Oleh karena itu, saya menjadikannya sebagai panutan dalam hal memperindah bacaan al-Qur’an. Bahkan, hingga saat ini pun masih selalu memburu setiap bacaannya. Karena sebagai seorang instinc yang telah lama berada di dalam dunia musik, hal seperti itu sangat membantu dan mempercepat proses pembelajaran. Hal ini sebagaimana diterangkan di dalam konsep STIFIn, bahwa jurusan musik adalah jurusan kedua paling cocok bagi kaum instinc. Karena itulah, kunci sukses menghafal al-Qur’an bagi kaum instinc adalah dengan cara menerapkan irama ketika membaca, menyetor, hingga mengulang hafalan. Bahkan beberapa bulan kemudian setelah menemukan metode ini, hanya cukup dengan mendengarkan al-Qur’an sepanjang malam secara berulang-ulang (refeat one) dengan menggunakan MP3 dan headset hingga tertidur, dengan kemudahan dari Allah di pagi harinya saya sudah hampir menghafal ayat-ayat yang diulang tersebut. Sekalipun melalui malam tersebut dengan tidur yang lelap.

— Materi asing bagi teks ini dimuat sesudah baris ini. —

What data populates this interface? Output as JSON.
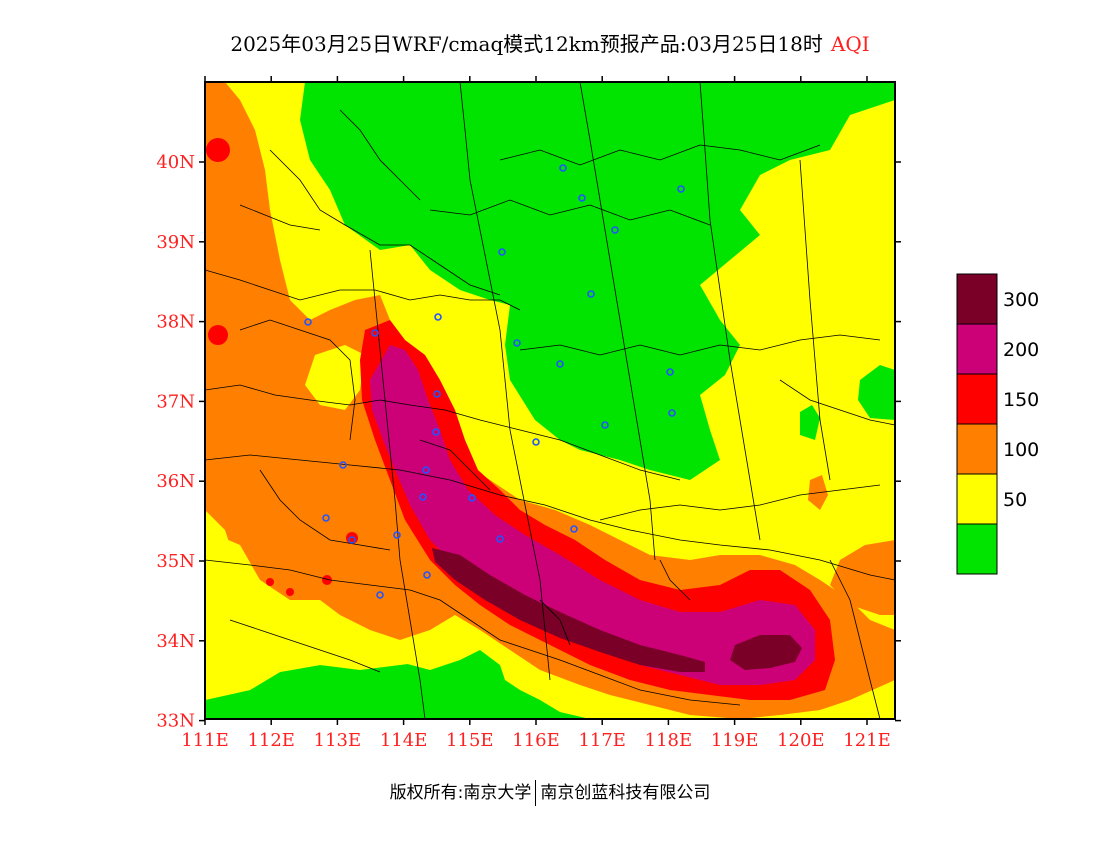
{
  "title": {
    "main": "2025年03月25日WRF/cmaq模式12km预报产品:03月25日18时",
    "variable": "AQI"
  },
  "x_ticks": [
    "111E",
    "112E",
    "113E",
    "114E",
    "115E",
    "116E",
    "117E",
    "118E",
    "119E",
    "120E",
    "121E"
  ],
  "y_ticks": [
    "40N",
    "39N",
    "38N",
    "37N",
    "36N",
    "35N",
    "34N",
    "33N"
  ],
  "legend": {
    "labels": [
      "300",
      "200",
      "150",
      "100",
      "50"
    ],
    "colors": [
      "#7a0027",
      "#cc0077",
      "#ff0000",
      "#ff7f00",
      "#ffff00",
      "#00e400"
    ]
  },
  "footer": {
    "left": "版权所有:南京大学",
    "right": "南京创蓝科技有限公司"
  },
  "colors": {
    "good": "#00e400",
    "moderate": "#ffff00",
    "usg": "#ff7f00",
    "unhealthy": "#ff0000",
    "very_unhealthy": "#cc0077",
    "hazardous": "#7a0027",
    "axis_text": "#ff2020",
    "station_marker": "#2255ff"
  }
}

Itulah awal yang baru bagi saya yang menjadi titik utama kesuksesan dalam menekuni tahfizh (menghafal al-Qur’an). Sejak saat itu, kemudahan demi kemudahan pun terus bergulir da waktu terus berjalan detik demi detik. Beberapa bulan kemudian, saya sudah dapat membaca al-Qur’an sesuai dengan tajwid dan tahsin. Demikianlah kaleidoskop perjuangan saya dalam mengarungi badai peralihan dari musik menuju al-Qur’an. Dibutuhkan kesabaran demi kesabaran, lalu kembali menguatkan kesabaran, hingga Allah memberikan kemudahan.

Jadi, memang terdapat faktor satani yang berusaha menjegal peralihan dari musik menuju al-Qur’an. Karena al-Qur’an merupakan kitab suci yang dapat memperkokoh antara seorang hamba dengan Rabb-nya. Sedangkan musik pada hakikatnya hanya akan memperlemah tali simpul kokoh keimanan seseorang. Ketika sibuk mendengarkan musik, seseorang cenderung lalai kepada Allah dan tenggelam dalam pusparagam emosi dan nafsu manusiawi. Sedangkan, setan telah mempertaruhkan seluruh hidupnya hanya untuk menggelincirkan manusia dari jalan Allah. Maka, masuk akalkah jika setan akan membiarkan begitu saja ketika seorang hamba Allah hendak berhijrah dari dunia musik menuju kitab suci Ilahi? Tentu tidak!